Average number of employees per organization was in the 30K range.
The big news: 88% of US respondents are using some form of virtualization in their company. Adoption stats are lower outside the U.S., with 59% in Europe and 46% in the Pacific sample.
In a somewhat curious question, respondents were asked to force-rank the relative importance of virtualizing each of the following areas at your company. Looking at the worldwide pool, servers ranked first and desktops ended up as the least important target for virutalization. Storage, applications, and 'entire data center' rounded out the top four after 'servers'.
When asked for 'success' rankings for their respective companies' virtualization efforts, servers toped the list again, with only 56% claiming 'extremely successful' worldwide. Application grids don't seem to be the poster child for virtualization in the U.S.; only 15% of domestic respondents gave high rankings to their deployment results.While security concerns top the survey list of management concerns, U.S. execs are either more confident or more trusting than their foreign peers. Roughly 10% more Euro and Asia/Pacific respondents trump security as a major concern.
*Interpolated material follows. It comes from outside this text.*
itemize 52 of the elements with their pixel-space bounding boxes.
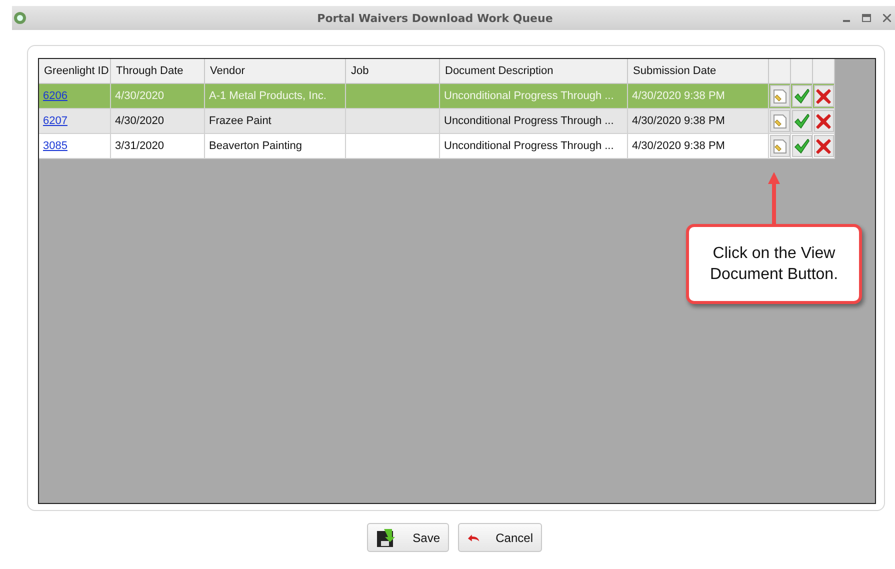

Survey data is available on perceived efficacy of VM management tools, utilization rates for physical and virt servers, and one vs. many vendor models. If this data is representative, roughly half the folks out there are currently running more than one flavor of virtualization, and less than half have any concrete, long-term plans for moving to a one-vendor model.
I recommend you take a look if you care about virtualization in the enterprise. Be sure to take a grain of salt, too. Recognize that CA sells VM management tools, and use the data for your own purposes. It's going in my 'keeper' file.